Fundraising festival will help the school
pay off its legal bills fighting the City of Madison
Girls just wanna play soccer!
Teenagers are driving cars like they stole them (which they did). They’re crashing into homes and innocent motorists all over town. Minority students in the city’s public schools are functionally illiterate. Madison families are sending their kids to suburban schools or private schools in town, like Edgewood high school. What is the City of Madison’s response? They’re afraid a girls’ soccer game might break out at that Catholic high school.
Nothing in Edgewood high school’s master plan specifically allows competitive girls soccer, the pecksniffs on the Madison Plan Commission have decreed. The city arbiters are kowtowing to the well heeled and politically correct inhabitants of the Monroe-Dudgeon neighborhood. These good liberal/progressive/socialists are fighting Edgewood’s proposal to install spectator stands, bathrooms, lights and sound to its athletic field so that school sports teams can play on their home field like everyone else. The WI State Journal reports that over 100 people, most of them NIMBYs, spoke at Monday night’s (08-26-19) seven-hour plan commission meeting. As is customary in city politics, the commission came to no conclusion.
Fun for the whole family!
Blaska Policy Werkes concludes there are worse things than a two-hour high school football game on a Friday night where maybe one thousand fans attend. Things like kids stealing cars right out of your garage. Given that the even-tonier University Heights neighborhood abuts Camp Randall field where 80,000+ Badger football fans revel all day long and into the night, especially after night games. Drinking beer and Jello shots, unlike high school sporting events.
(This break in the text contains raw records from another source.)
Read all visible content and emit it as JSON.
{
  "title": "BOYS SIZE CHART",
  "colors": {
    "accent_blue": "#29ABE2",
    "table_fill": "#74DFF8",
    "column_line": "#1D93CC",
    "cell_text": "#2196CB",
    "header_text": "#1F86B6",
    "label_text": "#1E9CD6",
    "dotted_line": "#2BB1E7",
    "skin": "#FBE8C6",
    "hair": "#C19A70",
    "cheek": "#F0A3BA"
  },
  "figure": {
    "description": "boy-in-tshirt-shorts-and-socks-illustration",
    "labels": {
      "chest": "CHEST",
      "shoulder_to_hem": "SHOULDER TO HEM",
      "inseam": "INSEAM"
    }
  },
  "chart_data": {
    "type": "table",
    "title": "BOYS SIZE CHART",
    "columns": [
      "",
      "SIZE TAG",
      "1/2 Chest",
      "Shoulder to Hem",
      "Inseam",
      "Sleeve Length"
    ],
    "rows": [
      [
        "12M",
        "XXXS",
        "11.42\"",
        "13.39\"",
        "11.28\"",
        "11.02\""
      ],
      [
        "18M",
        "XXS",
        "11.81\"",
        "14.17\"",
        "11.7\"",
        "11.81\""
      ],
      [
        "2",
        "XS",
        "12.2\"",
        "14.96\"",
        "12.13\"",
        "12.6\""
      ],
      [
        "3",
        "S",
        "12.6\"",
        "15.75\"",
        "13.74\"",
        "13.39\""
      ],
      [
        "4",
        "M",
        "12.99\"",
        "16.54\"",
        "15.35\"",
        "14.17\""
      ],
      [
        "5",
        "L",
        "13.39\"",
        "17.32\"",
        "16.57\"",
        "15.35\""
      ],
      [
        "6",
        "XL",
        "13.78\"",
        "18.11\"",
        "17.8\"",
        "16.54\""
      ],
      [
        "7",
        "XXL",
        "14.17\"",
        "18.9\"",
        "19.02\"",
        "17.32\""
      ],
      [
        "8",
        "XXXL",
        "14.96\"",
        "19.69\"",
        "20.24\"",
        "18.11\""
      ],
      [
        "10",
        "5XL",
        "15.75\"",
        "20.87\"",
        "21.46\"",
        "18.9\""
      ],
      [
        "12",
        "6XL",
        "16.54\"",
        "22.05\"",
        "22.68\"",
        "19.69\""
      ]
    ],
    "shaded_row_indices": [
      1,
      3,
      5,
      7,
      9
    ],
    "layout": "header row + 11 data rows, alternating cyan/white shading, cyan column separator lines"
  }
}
Edgewood has brought suit in federal court alleging religious discrimination, given that public high schools like Madison Memorial play on their home fields while Edgewood is forced to play all its games as away games. That lawsuit and the Jarndyce v Jarndyce saga with city planning is running up the school’s legal bills.
Blaska Policy Werkes to the rescue! Our event planners have drawn up a fund-raising festival we’re calling “Make Edgewood Great Again.” Admittance to MEGA-fest is free to the school’s Monroe Street neighbors!
Madison’s favorite governor
The all-day spectacle begins with a welcoming address by former governor Scott Walker (“The Reforms are Working”) over a rented sound system. Shut-ins for blocks around will hear every syllable! Following is the dedication of the Bishop Morlino Memorial Shrine for the Victims of Abortion.
Kate Smith’s recording of God Bless America precedes a low-altitude flyover by the Air National Guard’s new F-35 fighter jets. (Flying so low, as General Buck Turgidson described it, the exhaust will fry chickens in the neighbors’ back yards!) And what a midway! MEGA-fest will feature traditional Wisconsin festival activities:
- smash a Prius ($1 per swing of the sledgehammer)
- wet bikini contest
- motorcycle burnouts on Monroe Street
- greased pig wrestling
- Civil War re-enactment (will the South win this time?)
- captive elephant parade
- carnival freak shows (don’t miss the Bearded Lady)
- Coors beer tent
- hip hop music battle of the bands
- all-faiths spanferkel
- Hobby Lobby crafts fair
- Chick-fil-A food stand
- dunk tank (Mayor Satya Rhodes-Conway, Brenda Konkel, and Sen. Tammy Baldwin, invited)
Headlining MEGA-Fest is special guest star Andrew Dice Clay, reprising some of his classic routines from the 1990s (including the one about Little Bo Peep and her sheep).
Do you smell smoke?
Vicki McKenna & Brian Schimming will do a live remote for their WIBA radio show. Security provided by Los Diablos motorcycle club (more multi-culture). An educational aspect: sign-up for NRA concealed carry firearms course. Visit the U.S. Marine recruitment booth. Be sure to sign the Recall Mark Pocan petitions!
You won’t want to miss the evening’s finish-to-the-death automobile demolition derby! (Blaska’s legal department concludes there is nothing in the campus master plan specifically prohibiting automobile demolition derbies.) Thrill to the wanton destruction of Detroit steel — metal grinding against metal. Tires churning up that rich Madison alluvial soil, spraying participants and spectators alike. Pungent, black engine exhaust wafting over the rooftops.
MEGA-fest ends with a midnight fireworks display timed to Wagner’s Ride of the Valkyries.
Blaska’s Bottom Line: Time for the Edgewood Crusaders to raise high the crucifix and channel some Constantine the Great: “By this sign you will conquer.”